Overview
Rig is a Rust framework for building LLM-powered applications. It provides modular abstractions for tool-calling agents, reasoning workflows, and retrieval-augmented generation (RAG). Unlike the other Rust projects in this section, Rig is a general-purpose agent framework rather than a coding-specific tool — but it provides the foundational building blocks for building one.
| Attribute | Value |
|---|---|
| Language / Stack | Rust + Tokio |
| GitHub | github.com/0xplaygrounds/rig |
| License | MIT |
| Closest Match | Rust agent framework (like LangChain for Rust) |
| Maturity | Active development |
Key Features
- Modular tool system — Define tools as Rust structs with auto-generated JSON schemas.
- Multi-provider LLM support — OpenAI, Anthropic, Cohere, and local models via Ollama.
- Agent workflows — Compose agents with explicit reasoning steps and tool orchestration.
- RAG support — Vector stores, embeddings, and retrieval pipelines.
- Type-safe — Leverages Rust's type system for compile-time tool validation.
Architecture
Rig follows a builder-pattern architecture where agents are composed from "providers" (LLM backends), "tools" (functions the agent can call), and "pipelines" (multi-step workflows).
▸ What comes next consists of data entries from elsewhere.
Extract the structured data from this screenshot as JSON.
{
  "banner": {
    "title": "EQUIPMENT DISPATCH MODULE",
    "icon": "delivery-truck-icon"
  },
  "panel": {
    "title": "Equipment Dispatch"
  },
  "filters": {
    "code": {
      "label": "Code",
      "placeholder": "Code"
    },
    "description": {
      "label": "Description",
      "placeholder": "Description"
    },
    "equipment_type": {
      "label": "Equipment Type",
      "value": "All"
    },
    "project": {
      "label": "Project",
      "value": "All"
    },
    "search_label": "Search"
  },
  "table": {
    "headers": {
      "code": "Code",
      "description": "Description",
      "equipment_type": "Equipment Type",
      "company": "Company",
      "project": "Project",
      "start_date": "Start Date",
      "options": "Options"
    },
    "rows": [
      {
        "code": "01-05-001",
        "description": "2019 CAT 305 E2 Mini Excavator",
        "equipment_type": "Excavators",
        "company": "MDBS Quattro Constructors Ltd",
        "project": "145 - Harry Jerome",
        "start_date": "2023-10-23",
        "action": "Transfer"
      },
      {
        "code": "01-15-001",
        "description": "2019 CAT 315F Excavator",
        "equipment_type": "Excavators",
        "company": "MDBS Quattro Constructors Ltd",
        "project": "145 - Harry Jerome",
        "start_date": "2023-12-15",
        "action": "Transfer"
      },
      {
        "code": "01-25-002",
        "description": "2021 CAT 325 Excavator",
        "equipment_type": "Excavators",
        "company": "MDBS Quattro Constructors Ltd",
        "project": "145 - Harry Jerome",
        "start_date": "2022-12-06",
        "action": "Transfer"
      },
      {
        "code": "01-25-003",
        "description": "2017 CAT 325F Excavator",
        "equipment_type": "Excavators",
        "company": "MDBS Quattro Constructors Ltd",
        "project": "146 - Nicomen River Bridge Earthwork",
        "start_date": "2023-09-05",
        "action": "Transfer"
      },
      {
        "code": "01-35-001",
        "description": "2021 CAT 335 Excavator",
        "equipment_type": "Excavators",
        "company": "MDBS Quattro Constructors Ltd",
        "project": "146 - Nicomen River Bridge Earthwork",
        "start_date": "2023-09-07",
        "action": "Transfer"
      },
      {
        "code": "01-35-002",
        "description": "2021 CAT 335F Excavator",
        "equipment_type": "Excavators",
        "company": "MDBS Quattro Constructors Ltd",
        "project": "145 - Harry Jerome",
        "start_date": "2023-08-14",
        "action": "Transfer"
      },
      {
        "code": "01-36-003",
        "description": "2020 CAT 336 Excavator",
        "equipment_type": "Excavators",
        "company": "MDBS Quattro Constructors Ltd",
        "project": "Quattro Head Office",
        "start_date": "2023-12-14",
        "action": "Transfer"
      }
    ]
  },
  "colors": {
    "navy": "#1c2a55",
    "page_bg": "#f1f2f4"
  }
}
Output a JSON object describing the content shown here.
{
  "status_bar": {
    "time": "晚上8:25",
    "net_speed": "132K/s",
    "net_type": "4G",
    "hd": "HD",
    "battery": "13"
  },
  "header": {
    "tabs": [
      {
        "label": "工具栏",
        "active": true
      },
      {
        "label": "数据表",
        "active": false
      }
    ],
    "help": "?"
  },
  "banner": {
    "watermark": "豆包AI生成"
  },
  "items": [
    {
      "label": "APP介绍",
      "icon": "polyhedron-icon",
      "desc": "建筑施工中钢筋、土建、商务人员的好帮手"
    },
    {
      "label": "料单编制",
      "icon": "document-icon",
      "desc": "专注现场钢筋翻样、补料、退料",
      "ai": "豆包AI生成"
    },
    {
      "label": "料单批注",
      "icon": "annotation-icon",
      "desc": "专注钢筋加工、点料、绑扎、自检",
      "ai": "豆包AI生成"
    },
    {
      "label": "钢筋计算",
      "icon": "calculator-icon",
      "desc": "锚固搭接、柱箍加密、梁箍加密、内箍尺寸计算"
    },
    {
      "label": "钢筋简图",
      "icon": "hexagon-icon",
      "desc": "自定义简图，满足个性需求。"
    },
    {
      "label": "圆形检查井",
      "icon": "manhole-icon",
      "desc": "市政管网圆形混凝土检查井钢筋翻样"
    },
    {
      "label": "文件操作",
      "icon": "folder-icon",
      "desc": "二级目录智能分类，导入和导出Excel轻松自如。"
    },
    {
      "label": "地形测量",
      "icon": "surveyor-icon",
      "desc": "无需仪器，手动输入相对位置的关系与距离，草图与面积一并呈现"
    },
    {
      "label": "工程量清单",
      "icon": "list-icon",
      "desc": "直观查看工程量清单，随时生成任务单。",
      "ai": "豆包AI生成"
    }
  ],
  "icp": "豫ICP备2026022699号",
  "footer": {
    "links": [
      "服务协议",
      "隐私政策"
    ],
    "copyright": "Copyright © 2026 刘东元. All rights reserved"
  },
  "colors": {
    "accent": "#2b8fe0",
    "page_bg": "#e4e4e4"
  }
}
It is designed to be embedded in larger Rust applications rather than run as a standalone service. The framework handles LLM communication, tool schema generation, and response parsing, leaving the orchestration logic to the application developer.
Strengths
- Type safety — Rust's type system catches tool schema mismatches at compile time.
- Modularity — Composable building blocks let you build exactly the agent you need.
- Performance — Rust-native with async Tokio for high-throughput agent workloads.
- Multi-provider — Not locked to a single LLM vendor.
- Active development — Regular releases and growing community.
Gaps vs Open SWE
- General-purpose — Not designed specifically for coding agents; no built-in file editing tools.
- No sandbox — No built-in execution isolation.
- No GitHub/Slack — No platform integrations included.
- Library, not platform — You build the service layer yourself.
Relevance to xCoder
Rig is our primary reference for Rust agent framework design. If we build a Rust-native agent runtime (separate from our TypeScript driver), Rig provides the tool-calling and LLM abstraction layers. Its type-safe tool system is something we may emulate in our own Rust execution substrate. We consider Rig the "LangChain for Rust" and track its evolution closely.